D’après cette étude, les différences de forme mesurées entre les truffes récoltées dans les pièges et hors pièges sont toutefois relativement faibles au regard des différences observées entres les deux saisons. Finalement, les truffes récoltées dans les pièges sont sensiblement moins attaquées par les Leiodes en comparaison des truffes récoltées dans le reste du brûlé.
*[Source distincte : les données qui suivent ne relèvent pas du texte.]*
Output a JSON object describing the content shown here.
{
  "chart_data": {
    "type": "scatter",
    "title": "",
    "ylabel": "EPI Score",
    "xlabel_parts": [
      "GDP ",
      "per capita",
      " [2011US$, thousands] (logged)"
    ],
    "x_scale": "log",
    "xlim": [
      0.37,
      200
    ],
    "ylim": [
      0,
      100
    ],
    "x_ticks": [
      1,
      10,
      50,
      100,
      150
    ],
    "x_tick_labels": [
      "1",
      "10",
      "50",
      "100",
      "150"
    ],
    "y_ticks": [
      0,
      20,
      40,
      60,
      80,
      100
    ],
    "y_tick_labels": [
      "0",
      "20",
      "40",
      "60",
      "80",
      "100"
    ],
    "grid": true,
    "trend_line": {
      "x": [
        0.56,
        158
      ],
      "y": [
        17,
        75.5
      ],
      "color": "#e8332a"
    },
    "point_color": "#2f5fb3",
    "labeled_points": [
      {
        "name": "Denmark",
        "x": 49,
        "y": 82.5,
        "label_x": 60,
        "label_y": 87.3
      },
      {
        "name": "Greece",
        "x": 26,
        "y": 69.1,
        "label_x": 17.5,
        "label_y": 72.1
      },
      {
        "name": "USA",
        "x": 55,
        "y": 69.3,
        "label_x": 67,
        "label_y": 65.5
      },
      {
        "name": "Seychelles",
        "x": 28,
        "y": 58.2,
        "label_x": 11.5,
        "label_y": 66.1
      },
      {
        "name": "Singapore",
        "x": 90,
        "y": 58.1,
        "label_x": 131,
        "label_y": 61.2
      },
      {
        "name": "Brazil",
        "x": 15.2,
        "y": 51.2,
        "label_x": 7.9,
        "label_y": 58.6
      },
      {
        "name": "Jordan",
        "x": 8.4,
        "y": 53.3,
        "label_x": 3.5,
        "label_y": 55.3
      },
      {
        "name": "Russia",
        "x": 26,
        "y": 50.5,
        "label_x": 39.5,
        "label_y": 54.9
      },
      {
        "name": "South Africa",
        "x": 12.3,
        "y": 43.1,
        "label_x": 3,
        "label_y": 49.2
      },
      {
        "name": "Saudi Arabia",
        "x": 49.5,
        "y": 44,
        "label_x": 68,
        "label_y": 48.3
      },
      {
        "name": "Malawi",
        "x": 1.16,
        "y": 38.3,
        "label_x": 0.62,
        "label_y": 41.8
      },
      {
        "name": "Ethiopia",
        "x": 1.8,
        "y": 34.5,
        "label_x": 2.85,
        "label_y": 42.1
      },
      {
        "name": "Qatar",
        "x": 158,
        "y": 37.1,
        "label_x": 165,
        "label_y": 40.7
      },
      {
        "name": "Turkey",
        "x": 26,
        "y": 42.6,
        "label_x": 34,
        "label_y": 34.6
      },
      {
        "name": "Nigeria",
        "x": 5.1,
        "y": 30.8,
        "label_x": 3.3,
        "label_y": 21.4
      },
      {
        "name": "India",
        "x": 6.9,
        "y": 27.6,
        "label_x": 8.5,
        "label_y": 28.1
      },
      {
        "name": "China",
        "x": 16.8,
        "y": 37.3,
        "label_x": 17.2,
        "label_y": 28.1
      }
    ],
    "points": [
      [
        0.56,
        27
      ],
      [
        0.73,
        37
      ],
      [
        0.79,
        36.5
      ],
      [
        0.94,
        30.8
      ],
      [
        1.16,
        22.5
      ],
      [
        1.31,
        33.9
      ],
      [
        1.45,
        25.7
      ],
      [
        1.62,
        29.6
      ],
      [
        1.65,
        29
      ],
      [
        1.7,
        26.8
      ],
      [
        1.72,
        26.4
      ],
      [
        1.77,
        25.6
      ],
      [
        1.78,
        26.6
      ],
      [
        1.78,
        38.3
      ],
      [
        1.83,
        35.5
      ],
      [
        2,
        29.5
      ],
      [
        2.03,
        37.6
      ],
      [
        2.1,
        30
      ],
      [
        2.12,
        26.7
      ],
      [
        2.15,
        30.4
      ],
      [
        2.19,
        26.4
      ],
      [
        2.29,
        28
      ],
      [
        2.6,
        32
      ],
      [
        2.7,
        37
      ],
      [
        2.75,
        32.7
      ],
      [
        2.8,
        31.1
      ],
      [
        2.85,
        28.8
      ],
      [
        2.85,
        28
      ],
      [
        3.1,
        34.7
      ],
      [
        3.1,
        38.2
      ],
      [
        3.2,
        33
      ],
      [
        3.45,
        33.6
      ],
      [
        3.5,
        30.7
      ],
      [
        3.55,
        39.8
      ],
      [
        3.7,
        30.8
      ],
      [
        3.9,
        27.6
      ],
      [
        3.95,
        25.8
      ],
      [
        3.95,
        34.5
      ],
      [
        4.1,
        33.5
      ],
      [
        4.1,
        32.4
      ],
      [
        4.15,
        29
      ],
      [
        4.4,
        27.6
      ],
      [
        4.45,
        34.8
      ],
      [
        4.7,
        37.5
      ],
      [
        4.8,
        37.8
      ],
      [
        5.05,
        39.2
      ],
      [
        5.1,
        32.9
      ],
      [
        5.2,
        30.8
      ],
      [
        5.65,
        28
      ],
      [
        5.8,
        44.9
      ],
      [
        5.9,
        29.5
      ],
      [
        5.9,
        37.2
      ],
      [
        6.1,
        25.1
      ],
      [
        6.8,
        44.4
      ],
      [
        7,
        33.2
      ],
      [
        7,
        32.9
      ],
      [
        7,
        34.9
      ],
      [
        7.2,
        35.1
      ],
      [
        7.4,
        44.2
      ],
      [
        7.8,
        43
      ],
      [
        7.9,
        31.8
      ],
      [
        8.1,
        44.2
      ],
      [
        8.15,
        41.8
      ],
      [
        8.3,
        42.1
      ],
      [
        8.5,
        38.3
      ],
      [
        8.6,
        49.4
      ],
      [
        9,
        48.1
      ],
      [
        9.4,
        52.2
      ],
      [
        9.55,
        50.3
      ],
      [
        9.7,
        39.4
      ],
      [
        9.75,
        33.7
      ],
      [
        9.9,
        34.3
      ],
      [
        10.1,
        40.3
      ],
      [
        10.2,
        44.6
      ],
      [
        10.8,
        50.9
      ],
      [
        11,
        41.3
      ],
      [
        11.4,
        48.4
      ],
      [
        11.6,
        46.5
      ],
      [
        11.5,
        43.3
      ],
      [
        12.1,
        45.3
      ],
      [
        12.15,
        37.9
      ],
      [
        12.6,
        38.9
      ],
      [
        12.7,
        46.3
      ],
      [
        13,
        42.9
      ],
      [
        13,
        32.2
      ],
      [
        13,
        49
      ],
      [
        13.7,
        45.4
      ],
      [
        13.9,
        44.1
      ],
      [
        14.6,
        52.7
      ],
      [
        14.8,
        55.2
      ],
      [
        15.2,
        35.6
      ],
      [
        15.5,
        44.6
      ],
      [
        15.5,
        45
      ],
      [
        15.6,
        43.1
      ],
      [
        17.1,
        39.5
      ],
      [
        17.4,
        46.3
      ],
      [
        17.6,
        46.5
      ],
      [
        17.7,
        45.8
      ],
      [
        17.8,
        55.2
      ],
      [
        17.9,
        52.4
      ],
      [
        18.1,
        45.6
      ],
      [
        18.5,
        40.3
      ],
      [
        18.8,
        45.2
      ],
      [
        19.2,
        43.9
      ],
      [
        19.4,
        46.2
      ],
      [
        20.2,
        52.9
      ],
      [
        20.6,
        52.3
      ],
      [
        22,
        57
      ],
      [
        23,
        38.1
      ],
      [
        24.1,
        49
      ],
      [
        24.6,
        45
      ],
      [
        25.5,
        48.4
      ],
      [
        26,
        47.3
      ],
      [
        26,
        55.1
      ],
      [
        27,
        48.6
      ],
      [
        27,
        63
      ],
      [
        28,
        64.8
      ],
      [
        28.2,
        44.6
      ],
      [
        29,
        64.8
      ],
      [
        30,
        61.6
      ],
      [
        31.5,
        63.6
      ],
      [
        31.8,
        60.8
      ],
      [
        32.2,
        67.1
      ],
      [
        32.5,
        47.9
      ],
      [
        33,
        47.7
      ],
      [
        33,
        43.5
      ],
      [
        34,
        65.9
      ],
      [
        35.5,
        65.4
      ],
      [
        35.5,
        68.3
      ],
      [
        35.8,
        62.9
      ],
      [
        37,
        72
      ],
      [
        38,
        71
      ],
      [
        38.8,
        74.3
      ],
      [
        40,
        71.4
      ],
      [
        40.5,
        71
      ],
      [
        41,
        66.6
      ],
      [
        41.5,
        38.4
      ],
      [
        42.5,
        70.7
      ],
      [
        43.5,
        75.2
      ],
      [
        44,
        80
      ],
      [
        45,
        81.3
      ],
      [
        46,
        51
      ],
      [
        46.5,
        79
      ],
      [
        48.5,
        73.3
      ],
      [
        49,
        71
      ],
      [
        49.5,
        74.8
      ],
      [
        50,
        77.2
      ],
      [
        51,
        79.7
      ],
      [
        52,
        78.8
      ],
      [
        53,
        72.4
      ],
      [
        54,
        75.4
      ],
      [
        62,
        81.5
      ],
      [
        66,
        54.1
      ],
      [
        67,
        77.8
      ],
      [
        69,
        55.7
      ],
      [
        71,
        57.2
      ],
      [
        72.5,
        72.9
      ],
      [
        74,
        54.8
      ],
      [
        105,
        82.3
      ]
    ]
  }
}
Contrairement à ce qui a pu être observé dans certaines situations par des trufficulteurs et trufficultrices, la maturité des spores elle ne semble pas être affectée par la mise en place des pièges et dépend principalement du moment de la récolte au cours de la saison.
Les pièges à truffe n’ont donc pas seulement un impact sur la quantité de truffes produites comme montré précédemment par d’autres études (article précédent) mais influencent également le développement du champignon, jouant sur sa forme, la répartition dans le temps de la récolte, la profondeur de développement ou encore la sensibilité à certains ravageurs.
Notons que cette étude ne compare pas la production d’arbres avec et sans pièges et ne nous informe donc pas vraiment de l’efficacité de cette pratique sur la production totale de truffes. Cependant, la proportion de truffes récoltées est plus importante dans les pièges qu’en dehors, suggérant que l’apport de spores pourrait avoir contribué à augmenter la reproduction du champignon. Cet effet est toutefois très variable entre les trois types de sol et mérite donc d’être exploré dans un plus grand nombre de sites.
Cette étude apporte également des informations complémentaires sur les effets des pièges dont plusieurs pourraient être expliqués par les modifications locales des conditions du sol par l’apport de substrat plutôt que par l’apport de spores : la forme plus arrondie des truffes et leur moindre colonisation par les Leiodes pourraient être liées à la malléabilité du substrat composé en majorité de tourbe fine, facilitant ainsi une croissance circulaire homogène des truffes et limitant la capacité de déplacement des coléoptères dans le sol.
Si ces effets semblent positifs, les auteurs mentionnent également le fait que les pièges avancent la maturité des truffes alors même que les dégâts causés par les Leiodes sont plus importants en début de saison. Malheureusement les auteurs n’ont pas comparé la maturité des truffes récoltées dans un même piège au même moment, on peut donc se demander si elles sont toutes à bonne maturité ? Il n’a pas non plus été évaluer le parfum de ces truffes or une étude récemment publiée montre que le profil aromatique change si on compare des truffes récoltées dans les pièges par rapport à des truffes hors pièges (nous présenterons cette étude prochainement).
Ces résultats nous rappellent que la qualité ne peut être évaluée uniquement par le prisme de la production et que l’impact d’une pratique sur différents critères de la récolte doivent également être pris en compte dans son évaluation.